Step 2: announce that the best tree(s) is( are) the one(s) having the least cost.

The cost reflects the amount or difficulty of the evolutionary change implied. Some people hold that this is just Occam's razor in action: if there is a tree with cost c which can account for the data, it would be unscientific to propose a tree with cost c' > c.

Of course, William of Occam was a Nominalist, who held that abstract categories were unreal. Imaginary ancestors are precisely the kinds of entities he held should not be multiplied.

Parsimony is related to a machine learning concept called "minimum description length".

We shall start our study by looking at parsimony.

It is important to understand, however, that there may be more than one most parsimonious phylogeny, and that the true phylogeny is not necessarily the most parsimonious.

We sometimes set an assignment on this topic, in which students explore a synthetic data set called the Caminalcules. The specially important thing about them is that the true phylogeny is known. We can even tell you where to find it. But you must not try to make your programs produce it, because it is not the most parsimonious tree. Another important thing about this data set is that it is very similar to real data sets, so we can confidently expect this to happen for real species too.

In real problems, we do not know the real phylogeny. If we did, we wouldn't be trying to find it! So we can never know that the phylogeny we compute matches what really happened; nor can we expect nature to follow our ideas of elegance. We do the best we can.

Maximum likelihood

Step 1: define a probability model for evolutionary change.

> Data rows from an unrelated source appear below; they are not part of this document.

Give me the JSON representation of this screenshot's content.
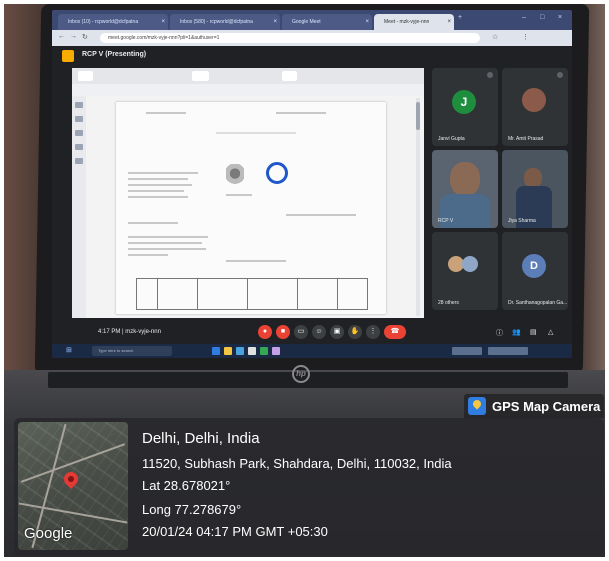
{
  "browser": {
    "tabs": [
      {
        "label": "Inbox (10) - rcpworld@dcfpatna"
      },
      {
        "label": "Inbox (580) - rcpworld@dcfpatna"
      },
      {
        "label": "Google Meet"
      },
      {
        "label": "Meet - mzk-vyje-nnn"
      }
    ],
    "url": "meet.google.com/mzk-vyje-nnn?pli=1&authuser=1"
  },
  "meet": {
    "presenting_label": "RCP V (Presenting)",
    "participants": [
      {
        "name": "Janvi Gupta",
        "initial": "J"
      },
      {
        "name": "Mr. Amit Prasad"
      },
      {
        "name": "RCP V"
      },
      {
        "name": "Jiya Sharma"
      },
      {
        "name": "28 others"
      },
      {
        "name": "Dr. Santhanagopalan Ga...",
        "initial": "D"
      }
    ],
    "time": "4:17 PM | mzk-vyje-nnn"
  },
  "taskbar": {
    "search_placeholder": "Type here to search"
  },
  "gps": {
    "app_name": "GPS Map Camera",
    "city_line": "Delhi, Delhi, India",
    "address": "11520, Subhash Park, Shahdara, Delhi, 110032, India",
    "lat": "Lat 28.678021°",
    "long": "Long 77.278679°",
    "datetime": "20/01/24 04:17 PM GMT +05:30",
    "map_brand": "Google"
  },
  "colors": {
    "meet_bg": "#202124",
    "leave_red": "#ea4335",
    "gps_icon_blue": "#2f7de1"
  }
}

Step 2: announce that the best tree(s) is( are) the one(s) which ascribes the highest probability to the observed outcome.

Maximum likelihood is an extremely important mathematical technique, and I would like very much to include it, but we just don't have time.

Distance-based methods

Step 1: compute a "distance" matrix showing how different each OTU is from each other OTU.

Step 2: use a clustering algorithm to fit a tree to the distances.

Cluster analysis is a statistical area of great practical importance. You can cluster archaeological artefacts, documents, diseases, signals, societies, anything where you can define some kind of distance or similarity. Clustering is an important part of data mining. The classic book by Sneath and Sokal on Numerical Taxonomy introduced algorithms which are still used.

Unfortunately, clustering techniques don't have the mathematical purity or air of objectivity that parsimony and maximal likelihood have. The fact that they were initially designed for grouping things by perceived similarity (phenetic) rather than evolutionary descent (cladistic) to some extent counts against them.

There is one great argument for distance-based methods: we can actually afford to use them. They can cope with hundreds of OTUs.